Cette exposition collective, intitulée «Azurium», permet de découvrir plusieurs points communs entre les trois artistes, à titre d’exemple leur amour particulier pour leur ville natale, mais aussi leur appartenance aux premiers ateliers d’arts pour enfants organisés annuellement par le Moussem culturel international.
Originaires d’Assilah, Mouad Yebari, Younes El Kharraz et Narjisse El Joubari présentent jusqu’au 21 juin une série de leurs toiles à la galerie Kent à Tanger. Intitulée «Azurium», cette exposition collective permet de découvrir plusieurs points communs entre ces trois artistes, comme leur amour particulier pour leur ville natale, mais aussi leur appartenance aux premiers ateliers d’arts pour enfants organisés annuellement par le Moussem culturel d’Assilah. Elle met en avant le bleu commun de la Méditerranée, celui du ciel qui se reflète dans la mer et des songes et des soupirs… «Mais aussi le bleu-gris des contrejours, le bleu des soleils noirs de l’Afrique du Nord. Une lumière d’Assilah, intense, douce, et bouleversante», selon un communiqué de la galerie Kent. Il en découle que toute l’œuvre de Mouad Yebari est une déconstruction de la lumière d’Assilah.

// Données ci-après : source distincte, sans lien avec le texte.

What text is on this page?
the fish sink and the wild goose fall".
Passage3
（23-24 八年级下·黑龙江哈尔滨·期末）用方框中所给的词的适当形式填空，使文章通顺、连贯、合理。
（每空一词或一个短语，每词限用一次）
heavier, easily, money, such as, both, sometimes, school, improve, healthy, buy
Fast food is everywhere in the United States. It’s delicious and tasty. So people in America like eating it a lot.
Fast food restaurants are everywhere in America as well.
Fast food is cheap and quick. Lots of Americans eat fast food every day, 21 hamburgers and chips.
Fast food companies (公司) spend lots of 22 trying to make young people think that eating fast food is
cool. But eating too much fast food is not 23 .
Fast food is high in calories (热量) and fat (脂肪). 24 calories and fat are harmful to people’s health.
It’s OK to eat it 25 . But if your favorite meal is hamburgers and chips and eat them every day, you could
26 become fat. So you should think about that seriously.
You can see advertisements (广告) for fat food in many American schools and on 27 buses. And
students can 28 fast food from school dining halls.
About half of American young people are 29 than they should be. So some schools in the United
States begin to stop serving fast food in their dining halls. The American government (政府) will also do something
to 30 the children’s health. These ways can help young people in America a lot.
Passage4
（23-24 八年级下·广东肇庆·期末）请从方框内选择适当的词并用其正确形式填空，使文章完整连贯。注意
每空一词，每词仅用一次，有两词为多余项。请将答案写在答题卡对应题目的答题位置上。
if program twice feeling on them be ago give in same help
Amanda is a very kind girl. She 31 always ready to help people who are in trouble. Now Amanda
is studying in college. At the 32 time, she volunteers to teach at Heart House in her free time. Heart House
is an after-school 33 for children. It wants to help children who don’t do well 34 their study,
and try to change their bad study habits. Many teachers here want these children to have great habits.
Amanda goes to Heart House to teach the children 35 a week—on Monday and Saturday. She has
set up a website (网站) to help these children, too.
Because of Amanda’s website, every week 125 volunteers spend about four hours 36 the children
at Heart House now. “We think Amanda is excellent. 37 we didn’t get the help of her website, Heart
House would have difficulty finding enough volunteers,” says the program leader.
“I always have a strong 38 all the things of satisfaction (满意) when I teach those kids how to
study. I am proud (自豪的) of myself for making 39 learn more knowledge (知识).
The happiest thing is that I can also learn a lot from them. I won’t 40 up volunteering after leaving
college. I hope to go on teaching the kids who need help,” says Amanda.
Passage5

Le monde représenté de cet artiste est ombreux, il soulève les envers des choses et le fond des idées, là où viennent buter la conscience et ses mots pour laisser la place à l’intuition et au sensible. Il y a beaucoup de raison dans ce travail, une vie de raisonnement même, pour parvenir là où achoppe la pensée, ce lieu où ne sait plus s’exprimer que l’art, la peinture en l’occurrence. «C’est par ce processus de forage et d’impasse que le peintre est parvenu à déceler toute l’ombre dans la lumière, tout ce que cette lumière fulgurante d’Assilah, bleue, océanique, iodée, transparente, contient de nuit. Il faut beaucoup de sagesse et de modestie pour arriver, au moins une fois dans sa vie, à lever tout le noir qui se cache dans le blanc», selon Philippe Guiguet Bologne, écrivain et critique artistique.
De son côté, Younes El Kharraz propose pour cette exposition une nouvelle série de toiles qui, si elles restent dans la même manière que son travail antérieur, en vient tout de même à en révolutionner le fond et la forme. Tout d’abord, en quittant la figuration, comme si, discrètement, il annonçait son passage à une nouvelle vie. Il poursuit son touchisme nerveux, tempétueux, dans la veine une fois encore de ce par quoi l’expressionnisme abstrait nous a toujours régalés, sans pour autant que le visage de son élégante sorélienne ne transparaisse derrière les coups de pinceau, épais et énergiques. Il ne reste plus que le geste, sans aucun prétexte : Younes El Kharraz s’est libéré d’une obligation, d’un jeu de passe-passe avec l’histoire de la représentation et celle de l’art, et se découvre nu dans le champ de la peinture telle qu’elle vient à lui : entièrement épurée de subterfuges et d’échappatoires. «Il nous montre qui il est, ce qu’il sait et ce qu’il fait. Par ce dévoilement, le peintre rejoint la recherche de son collègue Mouad Yebari et va chercher du côté de l’ombre de la lumière.
Décidément, Assilah la belle, qui si longtemps a misé sur l’évidence de son apparence, soulève de plus en plus de questions, de secrets et de mystères, et sa magie si éclatante laisse la place à un sentiment de tout ce qui peut traduire, en soubassement, une forme d’ésotérisme», explique Philippe Guiguet Bologne. Quant à Narjisse El Joubari, elle opère, elle aussi, sa grande révolution. Elle a pendant longtemps saisi le bleu d’Assilah pour en faire un cadre de ciel, des fenêtres de ciel et des mises en abyme du ciel dans la lucarne de la toile. Elle cherchait à la fois une épure, un contraste et, très probablement encore, à réduire l’expression à ce qu’elle représente de plus ténu et de plus essentiel. «Un aplat de bleu, un aplat de noir, une giclée blanche pour prouver que tout cela n’est bien que de la représentation, mais que cela vit quand même, un nuage quelque part, puis un petit item accroché dans un coin de l’œuvre, comme le signe de la dérision de tout ce que nous entreprenons – c’est la part de vanité de l’œuvre de Narjisse El Joubari – ainsi, son travail est reconnaissable entre tous», dit Philippe Guiguet Bologne.